Under immense heat and pressure, poly-CO2 was produced. It's stable at room temperature once manufactured - as long as 400,000 bar is maintained.
-- david_scothern, Jun 19 2006


I wonder if the folks pumping CO2 into deep earth reservoirs have considered pumping (dropping) it in as clathrates, for better stability?
-- bungston, Sep 11 2006


The reason you get molecular CO2 rather than polymeric CO2 is to do with the energies of the bonds. A C=O double bond requires more energy to break than the total of two C-O single bonds. In silica the opposite is true, more energy is required for two Si-O single bonds than an Si=O double bond.
-- K o R, Sep 16 2006


[K o R], thanks! Can I assume that's related to the sizes of the carbon and silicon atoms, relative to oxygen's size? That is, the two available bonds for oxyen "come out" at an angle, and this is true for two of the four bonds for either carbon or silicon -- but the distance between two bonds of carbon is a better fit with oxygen, than the distance between two silicon bonds?
-- Vernon, Sep 16 2006


Welcome to Molecular Orbital Theory, [Vernon]!

Added a link for you, this is how bonding actually happens - many interesting topics.

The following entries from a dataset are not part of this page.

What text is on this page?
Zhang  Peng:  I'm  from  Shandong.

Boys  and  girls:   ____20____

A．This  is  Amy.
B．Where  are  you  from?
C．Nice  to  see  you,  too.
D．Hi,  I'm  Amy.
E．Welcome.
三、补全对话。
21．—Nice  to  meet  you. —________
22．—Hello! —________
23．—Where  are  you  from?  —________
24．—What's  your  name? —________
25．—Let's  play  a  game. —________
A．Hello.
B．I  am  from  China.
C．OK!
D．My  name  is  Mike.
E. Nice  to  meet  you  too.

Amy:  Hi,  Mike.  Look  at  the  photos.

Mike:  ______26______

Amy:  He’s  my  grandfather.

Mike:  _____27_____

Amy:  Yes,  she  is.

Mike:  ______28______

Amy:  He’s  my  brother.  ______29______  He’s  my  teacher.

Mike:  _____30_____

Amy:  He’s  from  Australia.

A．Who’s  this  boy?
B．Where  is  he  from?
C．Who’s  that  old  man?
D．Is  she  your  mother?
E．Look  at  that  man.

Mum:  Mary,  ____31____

Size will factor into it, since C and O are similar in size, the symmetry of the overlapping P-orbitals will be better between C and O giving a stronger Pi bond and hence a stronger C=O bond. Si is bigger than O so its Pi bond is weaker and hence the two single bonds are more energetically beneficial to the molecule.
-- K o R, Sep 17 2006


Okay, then if we were talking about polymerizing carbon disulfide, instead of carbon dioxide, we should get something stable at room temperature, right?
-- Vernon, Sep 18 2006


Possible, but not really a good idea as CS2 is a neurotoxin...
-- K o R, Sep 18 2006


according to the first link CO2 crystals evaporate at extremely low temperatures. However, you may be able to encase it in a thick layer of some other material to keep it cool- It wouldn't last long against the impact of solid objects, however it would still be able to resist evenly distributed pressure. It could be used in deep sea exploration, in which case you could put a refrigeration system on the inside of the craft and some heat-proof material on the outside. You could put refrigerating systems on either side of a thin layer of the substance , but then it could only resist impact from a small range of angles.